Singapore parliament repeals gay sex ban but limits prospect of same-sex marriage

Sex between men has been decriminalised in Singapore, but an amendment to the constitution to prevent court challenges that has seen same-sex marriage legalised in other countries has left LGBT advocates disappointed.  The decision on Tuesday comes as other parts of Asia, including Taiwan, Thailand and India move to recognise more rights for the LGBT community.

Activists cheered the repeal, but said the amendment to the constitution was disappointing. The government has defended amending the constitution, saying decisions on such issues should not be led by the courts.

Prime Minister Lee Hsien Loong and his successor, Deputy PM Lawrence Wong, have ruled out any changes to the current legal definition of marriage as being between a man and a woman.  Both the repeal and the constitutional amendment were passed with an overwhelming majority, on account of the ruling People’s Action Party’s dominance in parliament. There is no timeline yet for when the new laws take effect.

The changes do, however, leave room for a future parliament to expand the definition of marriage to include same-sex relationships.


Netanyahu signs Israel coalition deal with anti-LGBT Noam party

Benjamin Netanyahu’s Likud party has signed a deal to give an Israeli government post to an openly homophobic ultra-nationalist party leader. It is the latest development set to give far-right parties unprecedented power within Israel’s ruling coalition.  Avi Maoz will be a deputy minister and run a “Jewish identity” authority.

He heads Noam, a religious-nationalist, anti-Arab and anti-LGBTQ party that argues for a strict interpretation of Jewish religious laws in Israel. The agreement has added to a growing sense of alarm over the composition of Mr Netanyahu’s likely government. 

Outgoing Prime Minister Yair Lapid has described it as “full-on crazy”, while Palestinian leaders have warned about the dangers of an impending “right-wing fascist coalition”. 

Mr Maoz has described LGBT people as a threat to the family and has said he wants to cancel gay pride parades.

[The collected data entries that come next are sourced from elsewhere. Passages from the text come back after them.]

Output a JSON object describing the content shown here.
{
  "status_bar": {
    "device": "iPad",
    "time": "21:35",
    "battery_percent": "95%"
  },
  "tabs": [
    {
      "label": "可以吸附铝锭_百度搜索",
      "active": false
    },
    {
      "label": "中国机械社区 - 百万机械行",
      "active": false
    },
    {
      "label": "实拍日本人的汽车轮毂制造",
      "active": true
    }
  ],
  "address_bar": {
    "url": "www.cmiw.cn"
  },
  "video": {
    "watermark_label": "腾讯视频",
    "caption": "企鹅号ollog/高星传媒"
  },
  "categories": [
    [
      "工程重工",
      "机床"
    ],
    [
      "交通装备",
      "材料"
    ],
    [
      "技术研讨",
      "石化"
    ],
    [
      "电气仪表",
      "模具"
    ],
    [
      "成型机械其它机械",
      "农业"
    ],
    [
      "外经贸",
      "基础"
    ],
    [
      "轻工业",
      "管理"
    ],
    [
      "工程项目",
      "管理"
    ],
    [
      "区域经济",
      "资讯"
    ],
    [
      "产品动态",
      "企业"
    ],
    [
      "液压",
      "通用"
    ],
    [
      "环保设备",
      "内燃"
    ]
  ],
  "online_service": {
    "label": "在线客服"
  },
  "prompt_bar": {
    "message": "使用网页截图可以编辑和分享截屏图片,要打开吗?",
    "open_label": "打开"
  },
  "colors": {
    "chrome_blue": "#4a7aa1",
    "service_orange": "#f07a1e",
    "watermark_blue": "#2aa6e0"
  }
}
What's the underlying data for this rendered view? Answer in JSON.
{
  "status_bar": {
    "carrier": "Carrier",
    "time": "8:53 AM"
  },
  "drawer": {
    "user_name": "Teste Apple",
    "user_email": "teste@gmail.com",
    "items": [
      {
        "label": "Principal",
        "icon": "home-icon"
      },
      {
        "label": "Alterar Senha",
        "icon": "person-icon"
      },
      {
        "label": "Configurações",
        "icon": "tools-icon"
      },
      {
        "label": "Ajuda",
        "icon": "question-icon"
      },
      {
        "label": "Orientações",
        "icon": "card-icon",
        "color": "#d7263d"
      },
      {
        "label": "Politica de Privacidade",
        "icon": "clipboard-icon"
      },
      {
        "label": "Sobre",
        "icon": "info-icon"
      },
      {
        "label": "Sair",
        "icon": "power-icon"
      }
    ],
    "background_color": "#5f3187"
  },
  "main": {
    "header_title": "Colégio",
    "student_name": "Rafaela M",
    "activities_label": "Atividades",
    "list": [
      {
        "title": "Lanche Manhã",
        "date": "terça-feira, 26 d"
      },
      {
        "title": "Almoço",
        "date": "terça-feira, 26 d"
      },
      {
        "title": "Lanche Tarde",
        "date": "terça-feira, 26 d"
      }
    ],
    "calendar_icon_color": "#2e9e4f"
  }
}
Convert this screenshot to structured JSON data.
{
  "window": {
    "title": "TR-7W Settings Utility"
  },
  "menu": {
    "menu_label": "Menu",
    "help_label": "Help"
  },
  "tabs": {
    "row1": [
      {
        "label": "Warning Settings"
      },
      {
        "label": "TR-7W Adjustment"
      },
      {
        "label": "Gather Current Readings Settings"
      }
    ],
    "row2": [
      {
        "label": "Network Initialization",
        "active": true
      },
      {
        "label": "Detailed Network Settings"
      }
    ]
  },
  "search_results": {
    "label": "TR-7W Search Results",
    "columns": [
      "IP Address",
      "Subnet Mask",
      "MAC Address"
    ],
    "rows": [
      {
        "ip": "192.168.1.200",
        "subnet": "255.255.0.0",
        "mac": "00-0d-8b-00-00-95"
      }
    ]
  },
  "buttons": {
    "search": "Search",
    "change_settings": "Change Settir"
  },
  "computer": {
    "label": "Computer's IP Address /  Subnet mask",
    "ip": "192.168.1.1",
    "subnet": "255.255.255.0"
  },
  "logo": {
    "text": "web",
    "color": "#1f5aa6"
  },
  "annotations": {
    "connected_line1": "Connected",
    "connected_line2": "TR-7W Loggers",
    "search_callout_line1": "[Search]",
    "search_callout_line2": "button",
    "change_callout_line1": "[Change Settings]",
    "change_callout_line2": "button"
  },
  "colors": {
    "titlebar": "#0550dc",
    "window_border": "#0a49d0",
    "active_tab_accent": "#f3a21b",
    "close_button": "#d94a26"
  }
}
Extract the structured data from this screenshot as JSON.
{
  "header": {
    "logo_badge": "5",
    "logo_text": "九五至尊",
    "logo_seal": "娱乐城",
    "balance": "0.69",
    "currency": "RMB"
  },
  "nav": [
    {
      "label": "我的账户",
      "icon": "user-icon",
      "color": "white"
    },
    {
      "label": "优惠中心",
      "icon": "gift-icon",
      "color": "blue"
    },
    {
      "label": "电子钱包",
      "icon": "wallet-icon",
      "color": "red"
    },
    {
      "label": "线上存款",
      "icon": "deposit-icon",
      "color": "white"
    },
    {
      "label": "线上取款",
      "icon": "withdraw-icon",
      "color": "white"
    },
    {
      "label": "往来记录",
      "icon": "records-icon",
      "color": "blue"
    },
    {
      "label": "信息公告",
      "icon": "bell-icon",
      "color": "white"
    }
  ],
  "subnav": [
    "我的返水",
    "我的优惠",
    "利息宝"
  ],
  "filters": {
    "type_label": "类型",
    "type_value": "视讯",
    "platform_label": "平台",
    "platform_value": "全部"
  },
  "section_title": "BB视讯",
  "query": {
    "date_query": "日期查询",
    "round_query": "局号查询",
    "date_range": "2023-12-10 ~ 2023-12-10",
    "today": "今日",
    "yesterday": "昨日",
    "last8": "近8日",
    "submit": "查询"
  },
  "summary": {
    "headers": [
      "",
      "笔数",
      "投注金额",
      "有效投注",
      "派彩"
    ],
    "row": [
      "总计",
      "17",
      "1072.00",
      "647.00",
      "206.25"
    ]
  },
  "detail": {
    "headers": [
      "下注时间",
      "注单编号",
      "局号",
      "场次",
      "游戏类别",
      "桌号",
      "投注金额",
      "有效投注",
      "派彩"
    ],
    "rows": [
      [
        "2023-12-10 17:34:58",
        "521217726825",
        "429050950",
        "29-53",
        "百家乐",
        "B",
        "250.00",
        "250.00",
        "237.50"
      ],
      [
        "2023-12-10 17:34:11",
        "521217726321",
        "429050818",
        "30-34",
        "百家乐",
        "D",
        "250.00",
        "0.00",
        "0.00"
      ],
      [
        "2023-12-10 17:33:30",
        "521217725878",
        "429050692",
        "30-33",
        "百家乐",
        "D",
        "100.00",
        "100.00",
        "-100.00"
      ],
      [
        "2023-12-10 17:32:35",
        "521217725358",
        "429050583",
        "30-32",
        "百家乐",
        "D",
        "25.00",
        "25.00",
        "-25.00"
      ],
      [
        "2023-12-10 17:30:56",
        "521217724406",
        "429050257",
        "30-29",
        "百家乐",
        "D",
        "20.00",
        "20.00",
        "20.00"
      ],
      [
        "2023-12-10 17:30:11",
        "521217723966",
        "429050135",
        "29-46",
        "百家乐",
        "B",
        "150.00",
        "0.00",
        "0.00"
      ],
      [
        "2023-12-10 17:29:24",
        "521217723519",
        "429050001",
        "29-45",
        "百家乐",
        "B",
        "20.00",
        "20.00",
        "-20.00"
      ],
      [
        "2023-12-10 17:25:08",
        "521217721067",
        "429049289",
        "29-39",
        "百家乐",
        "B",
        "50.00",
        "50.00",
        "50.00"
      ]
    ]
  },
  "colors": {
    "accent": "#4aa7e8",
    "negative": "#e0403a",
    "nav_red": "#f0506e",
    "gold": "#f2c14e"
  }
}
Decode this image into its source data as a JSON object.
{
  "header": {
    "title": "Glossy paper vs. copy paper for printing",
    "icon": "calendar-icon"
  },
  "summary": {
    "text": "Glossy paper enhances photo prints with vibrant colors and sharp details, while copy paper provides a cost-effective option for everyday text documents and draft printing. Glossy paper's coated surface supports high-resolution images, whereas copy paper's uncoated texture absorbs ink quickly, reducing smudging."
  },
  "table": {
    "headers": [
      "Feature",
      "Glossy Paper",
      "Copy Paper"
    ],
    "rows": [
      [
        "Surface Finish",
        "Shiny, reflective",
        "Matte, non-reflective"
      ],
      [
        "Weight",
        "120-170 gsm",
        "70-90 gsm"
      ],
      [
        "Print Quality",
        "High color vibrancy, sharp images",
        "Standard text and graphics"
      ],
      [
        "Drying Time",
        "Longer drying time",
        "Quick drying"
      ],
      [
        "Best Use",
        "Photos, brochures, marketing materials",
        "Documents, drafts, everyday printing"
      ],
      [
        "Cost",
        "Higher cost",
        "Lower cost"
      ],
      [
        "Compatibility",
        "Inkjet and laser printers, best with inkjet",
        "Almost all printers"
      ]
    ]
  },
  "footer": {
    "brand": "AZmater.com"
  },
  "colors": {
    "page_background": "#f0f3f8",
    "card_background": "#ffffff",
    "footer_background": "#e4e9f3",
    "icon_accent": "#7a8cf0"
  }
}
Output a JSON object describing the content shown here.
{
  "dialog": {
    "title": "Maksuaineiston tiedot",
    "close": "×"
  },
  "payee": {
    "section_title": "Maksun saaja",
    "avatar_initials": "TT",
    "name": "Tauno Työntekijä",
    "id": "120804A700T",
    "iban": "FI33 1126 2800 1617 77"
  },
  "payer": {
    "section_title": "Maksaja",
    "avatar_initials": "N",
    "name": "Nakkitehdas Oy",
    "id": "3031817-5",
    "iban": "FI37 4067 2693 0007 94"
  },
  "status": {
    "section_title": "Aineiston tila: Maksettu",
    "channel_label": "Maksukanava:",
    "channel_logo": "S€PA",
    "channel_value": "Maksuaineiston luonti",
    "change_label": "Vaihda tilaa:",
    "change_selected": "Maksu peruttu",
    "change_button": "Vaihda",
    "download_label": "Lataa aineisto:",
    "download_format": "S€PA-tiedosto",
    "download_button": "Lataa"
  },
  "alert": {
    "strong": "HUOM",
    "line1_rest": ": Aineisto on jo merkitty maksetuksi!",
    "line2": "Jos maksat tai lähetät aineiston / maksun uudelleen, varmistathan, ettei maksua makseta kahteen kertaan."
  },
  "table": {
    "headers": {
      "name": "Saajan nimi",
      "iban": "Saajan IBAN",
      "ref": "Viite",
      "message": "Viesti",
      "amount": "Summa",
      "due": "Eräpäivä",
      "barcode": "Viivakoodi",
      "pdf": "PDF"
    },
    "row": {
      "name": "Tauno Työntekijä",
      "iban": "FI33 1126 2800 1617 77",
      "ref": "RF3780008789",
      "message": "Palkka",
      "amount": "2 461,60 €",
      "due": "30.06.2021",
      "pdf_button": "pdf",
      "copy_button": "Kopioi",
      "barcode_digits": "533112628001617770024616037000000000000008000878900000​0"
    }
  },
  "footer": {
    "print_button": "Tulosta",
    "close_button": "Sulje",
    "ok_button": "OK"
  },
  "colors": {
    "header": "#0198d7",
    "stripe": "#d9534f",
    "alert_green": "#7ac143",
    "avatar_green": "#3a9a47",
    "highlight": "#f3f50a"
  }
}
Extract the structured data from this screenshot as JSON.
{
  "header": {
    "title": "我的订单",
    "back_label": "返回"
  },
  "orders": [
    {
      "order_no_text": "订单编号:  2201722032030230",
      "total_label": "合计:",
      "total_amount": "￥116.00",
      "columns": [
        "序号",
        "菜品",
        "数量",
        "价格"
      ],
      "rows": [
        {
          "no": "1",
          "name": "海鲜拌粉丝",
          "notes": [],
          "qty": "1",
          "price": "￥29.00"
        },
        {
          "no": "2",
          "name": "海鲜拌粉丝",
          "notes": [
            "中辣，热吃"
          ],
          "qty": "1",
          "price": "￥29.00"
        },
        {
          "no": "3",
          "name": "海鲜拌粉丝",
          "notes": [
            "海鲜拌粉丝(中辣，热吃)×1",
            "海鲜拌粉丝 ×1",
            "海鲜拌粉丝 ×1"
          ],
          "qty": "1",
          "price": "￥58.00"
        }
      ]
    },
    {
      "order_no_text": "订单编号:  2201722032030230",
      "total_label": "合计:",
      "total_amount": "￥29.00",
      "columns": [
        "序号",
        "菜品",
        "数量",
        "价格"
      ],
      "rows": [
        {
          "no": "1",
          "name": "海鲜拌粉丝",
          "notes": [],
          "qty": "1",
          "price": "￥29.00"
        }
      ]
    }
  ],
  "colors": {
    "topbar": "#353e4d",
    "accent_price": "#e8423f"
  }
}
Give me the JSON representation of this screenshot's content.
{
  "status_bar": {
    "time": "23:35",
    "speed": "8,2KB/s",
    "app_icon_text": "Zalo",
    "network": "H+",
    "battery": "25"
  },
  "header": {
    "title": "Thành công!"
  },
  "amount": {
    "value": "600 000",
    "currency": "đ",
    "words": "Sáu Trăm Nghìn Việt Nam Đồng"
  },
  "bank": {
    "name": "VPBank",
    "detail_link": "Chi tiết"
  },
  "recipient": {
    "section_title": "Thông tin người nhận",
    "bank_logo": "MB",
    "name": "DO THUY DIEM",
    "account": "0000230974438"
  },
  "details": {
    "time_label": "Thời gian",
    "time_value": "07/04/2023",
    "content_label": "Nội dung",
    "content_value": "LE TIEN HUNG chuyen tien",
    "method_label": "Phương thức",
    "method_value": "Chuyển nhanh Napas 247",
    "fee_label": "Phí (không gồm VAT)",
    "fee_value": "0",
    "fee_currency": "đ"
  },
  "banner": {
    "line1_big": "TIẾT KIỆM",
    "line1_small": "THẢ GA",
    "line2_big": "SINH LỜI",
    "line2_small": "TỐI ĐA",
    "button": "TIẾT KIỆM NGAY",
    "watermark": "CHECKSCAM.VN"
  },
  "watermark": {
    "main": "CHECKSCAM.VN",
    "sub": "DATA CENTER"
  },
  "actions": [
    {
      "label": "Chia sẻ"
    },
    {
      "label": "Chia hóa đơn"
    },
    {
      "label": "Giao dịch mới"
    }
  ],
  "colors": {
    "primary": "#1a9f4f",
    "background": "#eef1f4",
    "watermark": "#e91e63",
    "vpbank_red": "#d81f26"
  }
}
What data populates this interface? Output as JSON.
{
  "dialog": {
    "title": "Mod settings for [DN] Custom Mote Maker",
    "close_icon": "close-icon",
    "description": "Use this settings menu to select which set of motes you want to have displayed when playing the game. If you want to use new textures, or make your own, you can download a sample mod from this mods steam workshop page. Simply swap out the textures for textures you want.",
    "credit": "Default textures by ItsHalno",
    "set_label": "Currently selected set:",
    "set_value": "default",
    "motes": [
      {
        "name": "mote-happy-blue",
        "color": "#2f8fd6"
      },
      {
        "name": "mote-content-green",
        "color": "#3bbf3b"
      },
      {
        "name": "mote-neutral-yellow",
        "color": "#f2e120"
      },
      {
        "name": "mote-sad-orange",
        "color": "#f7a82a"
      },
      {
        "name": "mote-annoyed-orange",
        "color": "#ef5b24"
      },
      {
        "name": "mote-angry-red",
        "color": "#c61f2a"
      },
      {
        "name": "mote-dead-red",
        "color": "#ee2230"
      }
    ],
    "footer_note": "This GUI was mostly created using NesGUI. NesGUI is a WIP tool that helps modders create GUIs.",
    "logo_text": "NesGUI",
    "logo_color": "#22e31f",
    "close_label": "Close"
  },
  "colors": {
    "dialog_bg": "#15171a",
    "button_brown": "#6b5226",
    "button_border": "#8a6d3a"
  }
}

His party ran a poster campaign in 2019 with the words “Israel chooses to be normal”.  He has also said a woman’s greatest’s contribution is in marriage and raising a family.


ItalianJapan court upholds ban on same-sex marriage but raises rights issue

A Tokyo court has upheld a ban on same-sex marriage in Japan, but also said that the ban was a violation of human rights.  The compensation case was brought by four couples who claimed the law was discriminatory. Japan is currently the only G7 nation that does not recognise same-sex marriage. Campaigners have welcomed the ruling as an indication to the government that it needs to change the law.


“This is actually a fairly positive ruling,” said Nobuhito Sawasaki, one of the lawyers involved in the case. 

“While marriage remains between a man and a woman…, (the court) also said that the current situation with no legal protections for same-sex families is not good, suggesting something must be done about it,” he told Reuters. Prime Minister Fumio Kishida’s ruling party has not disclosed any plans to change or review the legislation, although several senior members support same-sex marriage and union.

In Wednesday’s ruling, the judge dismissed the case but also said that blocking gay couples from a legal pathway to marriage was irrational. The lawyers and couples involved welcomed the ruling as “ground breaking”, urging the government to promptly enact a law to mitigate the problem. Currently, Japan’s constitution says that marriage is defined by the mutual consent of both sexes.